According to the American Heart Association (AHA), stroke is the third leading cause of death in women. Every year an estimated 97,000 American women will die as a result of stroke. Statistically, every 53 seconds stroke will victimize someone in America. Of an estimated 600,000 stroke victims each year about 160,000 die as a result. There is, however, an easy way to drastically reduce these statistics. Findings in a 14-year-long study of nearly 80,000 American women indicate that eating a 3.5 ounce serving of fish, two to four times a week, lowers stroke risk by 27 percent.

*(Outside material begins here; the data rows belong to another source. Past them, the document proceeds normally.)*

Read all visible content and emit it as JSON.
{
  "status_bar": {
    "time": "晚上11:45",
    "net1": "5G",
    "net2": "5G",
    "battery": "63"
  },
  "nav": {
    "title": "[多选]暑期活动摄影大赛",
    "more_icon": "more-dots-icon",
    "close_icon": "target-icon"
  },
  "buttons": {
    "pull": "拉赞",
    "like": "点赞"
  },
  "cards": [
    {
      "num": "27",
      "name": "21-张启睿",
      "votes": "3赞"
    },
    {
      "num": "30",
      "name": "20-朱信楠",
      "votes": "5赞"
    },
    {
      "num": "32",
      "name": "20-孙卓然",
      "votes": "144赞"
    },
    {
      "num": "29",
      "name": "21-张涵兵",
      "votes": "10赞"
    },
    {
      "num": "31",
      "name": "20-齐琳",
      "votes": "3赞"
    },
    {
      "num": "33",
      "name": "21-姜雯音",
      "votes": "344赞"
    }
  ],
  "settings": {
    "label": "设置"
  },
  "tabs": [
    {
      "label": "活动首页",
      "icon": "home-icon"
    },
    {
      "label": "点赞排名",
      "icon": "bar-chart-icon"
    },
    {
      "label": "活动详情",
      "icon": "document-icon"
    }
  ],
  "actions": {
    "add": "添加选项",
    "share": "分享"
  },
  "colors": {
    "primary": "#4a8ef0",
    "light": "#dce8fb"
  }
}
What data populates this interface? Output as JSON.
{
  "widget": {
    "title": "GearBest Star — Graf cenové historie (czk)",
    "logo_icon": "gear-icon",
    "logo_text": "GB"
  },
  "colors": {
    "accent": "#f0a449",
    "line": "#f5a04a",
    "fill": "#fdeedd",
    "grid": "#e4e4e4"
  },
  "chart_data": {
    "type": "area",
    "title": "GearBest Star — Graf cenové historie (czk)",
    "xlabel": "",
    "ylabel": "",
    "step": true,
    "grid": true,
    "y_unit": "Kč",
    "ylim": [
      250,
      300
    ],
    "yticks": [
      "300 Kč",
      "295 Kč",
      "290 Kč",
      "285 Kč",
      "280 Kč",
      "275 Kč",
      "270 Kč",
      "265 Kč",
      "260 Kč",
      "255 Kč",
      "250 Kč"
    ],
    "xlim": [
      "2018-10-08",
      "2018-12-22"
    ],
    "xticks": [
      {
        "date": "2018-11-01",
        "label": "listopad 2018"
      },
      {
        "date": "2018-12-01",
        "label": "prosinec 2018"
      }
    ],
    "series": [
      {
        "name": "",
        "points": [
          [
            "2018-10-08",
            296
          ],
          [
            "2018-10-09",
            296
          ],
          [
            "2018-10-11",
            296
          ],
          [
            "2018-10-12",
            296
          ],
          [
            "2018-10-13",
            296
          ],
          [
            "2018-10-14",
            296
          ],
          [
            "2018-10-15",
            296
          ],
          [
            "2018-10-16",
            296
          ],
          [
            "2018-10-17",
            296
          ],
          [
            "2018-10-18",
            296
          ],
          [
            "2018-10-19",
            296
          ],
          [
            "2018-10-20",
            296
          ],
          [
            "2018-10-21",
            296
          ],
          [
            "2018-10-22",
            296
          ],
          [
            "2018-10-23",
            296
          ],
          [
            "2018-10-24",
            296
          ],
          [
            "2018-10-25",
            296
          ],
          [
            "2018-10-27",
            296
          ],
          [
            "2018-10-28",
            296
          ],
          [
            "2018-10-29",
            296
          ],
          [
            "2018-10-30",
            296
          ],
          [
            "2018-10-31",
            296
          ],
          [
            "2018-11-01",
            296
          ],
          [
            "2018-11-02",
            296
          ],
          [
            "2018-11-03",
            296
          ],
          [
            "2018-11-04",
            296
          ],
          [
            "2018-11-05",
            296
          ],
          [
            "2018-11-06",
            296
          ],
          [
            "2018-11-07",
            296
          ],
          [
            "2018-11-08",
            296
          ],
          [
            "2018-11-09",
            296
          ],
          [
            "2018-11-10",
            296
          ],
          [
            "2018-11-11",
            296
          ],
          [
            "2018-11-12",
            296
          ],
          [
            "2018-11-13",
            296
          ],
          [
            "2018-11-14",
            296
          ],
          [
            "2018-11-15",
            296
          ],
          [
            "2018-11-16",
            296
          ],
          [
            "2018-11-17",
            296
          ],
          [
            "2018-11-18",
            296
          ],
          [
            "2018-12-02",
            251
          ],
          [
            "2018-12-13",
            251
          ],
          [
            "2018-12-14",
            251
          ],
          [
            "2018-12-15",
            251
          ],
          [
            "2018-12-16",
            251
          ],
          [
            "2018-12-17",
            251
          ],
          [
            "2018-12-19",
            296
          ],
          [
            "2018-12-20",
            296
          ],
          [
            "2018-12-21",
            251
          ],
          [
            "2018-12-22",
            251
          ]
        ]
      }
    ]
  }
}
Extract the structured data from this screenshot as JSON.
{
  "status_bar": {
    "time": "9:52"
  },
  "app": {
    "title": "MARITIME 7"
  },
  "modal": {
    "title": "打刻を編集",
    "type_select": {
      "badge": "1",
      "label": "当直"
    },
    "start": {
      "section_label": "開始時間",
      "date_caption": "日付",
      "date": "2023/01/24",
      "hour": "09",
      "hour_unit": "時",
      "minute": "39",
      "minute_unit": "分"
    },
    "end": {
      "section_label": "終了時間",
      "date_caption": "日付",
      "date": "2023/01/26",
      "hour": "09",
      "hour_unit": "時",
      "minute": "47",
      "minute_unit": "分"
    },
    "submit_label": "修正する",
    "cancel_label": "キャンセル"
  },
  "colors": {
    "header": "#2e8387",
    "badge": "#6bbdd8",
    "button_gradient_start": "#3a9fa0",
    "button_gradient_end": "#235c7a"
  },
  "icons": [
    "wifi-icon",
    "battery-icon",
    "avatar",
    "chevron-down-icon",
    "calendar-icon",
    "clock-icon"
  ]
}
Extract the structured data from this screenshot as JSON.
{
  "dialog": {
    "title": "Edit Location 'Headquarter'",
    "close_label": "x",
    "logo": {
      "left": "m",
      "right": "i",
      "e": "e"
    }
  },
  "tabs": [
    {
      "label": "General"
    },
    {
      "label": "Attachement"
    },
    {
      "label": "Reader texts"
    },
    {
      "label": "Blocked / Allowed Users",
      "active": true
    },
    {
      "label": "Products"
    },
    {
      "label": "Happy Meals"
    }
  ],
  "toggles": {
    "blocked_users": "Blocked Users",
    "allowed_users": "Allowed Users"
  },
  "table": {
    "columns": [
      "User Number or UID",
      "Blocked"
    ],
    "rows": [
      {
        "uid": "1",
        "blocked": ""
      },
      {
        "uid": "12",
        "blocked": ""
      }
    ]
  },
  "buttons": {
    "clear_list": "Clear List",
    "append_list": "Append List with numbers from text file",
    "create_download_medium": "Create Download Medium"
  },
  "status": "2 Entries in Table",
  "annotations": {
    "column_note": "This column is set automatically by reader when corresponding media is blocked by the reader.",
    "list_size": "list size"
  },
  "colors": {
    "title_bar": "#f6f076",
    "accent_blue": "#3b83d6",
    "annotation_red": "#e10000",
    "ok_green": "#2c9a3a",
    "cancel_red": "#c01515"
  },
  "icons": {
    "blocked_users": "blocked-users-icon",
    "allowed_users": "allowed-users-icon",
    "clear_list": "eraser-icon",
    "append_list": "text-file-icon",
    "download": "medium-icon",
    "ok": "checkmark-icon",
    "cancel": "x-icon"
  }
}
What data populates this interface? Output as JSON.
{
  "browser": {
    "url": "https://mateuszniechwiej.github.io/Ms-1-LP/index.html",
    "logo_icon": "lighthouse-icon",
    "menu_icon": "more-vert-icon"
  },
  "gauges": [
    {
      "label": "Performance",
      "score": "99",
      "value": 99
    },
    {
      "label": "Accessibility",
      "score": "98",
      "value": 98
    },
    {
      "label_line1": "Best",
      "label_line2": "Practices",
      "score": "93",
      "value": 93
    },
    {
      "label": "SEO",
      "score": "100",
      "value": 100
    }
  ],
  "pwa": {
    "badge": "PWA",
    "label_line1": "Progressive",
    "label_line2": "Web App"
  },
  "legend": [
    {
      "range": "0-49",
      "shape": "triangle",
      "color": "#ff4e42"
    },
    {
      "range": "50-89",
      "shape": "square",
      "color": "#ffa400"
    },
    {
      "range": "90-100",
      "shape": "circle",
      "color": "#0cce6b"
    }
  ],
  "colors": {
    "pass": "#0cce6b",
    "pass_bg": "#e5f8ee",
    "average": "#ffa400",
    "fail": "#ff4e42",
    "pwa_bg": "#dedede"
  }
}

The more fish consumed, the more impressive the percentages. Although few large-scale studies have examined this particular issue in men, experts say there is no biological reason results of such studies would differ. The American Medical Association (AMA) published the study results in their January journal, 2001. There is conclusive evidence that consumption of fish high in omega 3 fatty acids hold significant health benefits, including reduced thrombotic infarction — a type of stroke where a blood clot blocks an artery in the brain, resulting in destroyed. (Blood clots are responsible for more than 80 percent of all strokes.) Fish are a high source of omega 3 fatty acids, nutrients that help prevent the formation of clots, or platelet clumping.?They do this by making blood less ticky. As a result, risk of thrombotic stroke is lessened, as well as risk of embolic stroke, where the clot forms elsewhere in the body before traveling to the brain.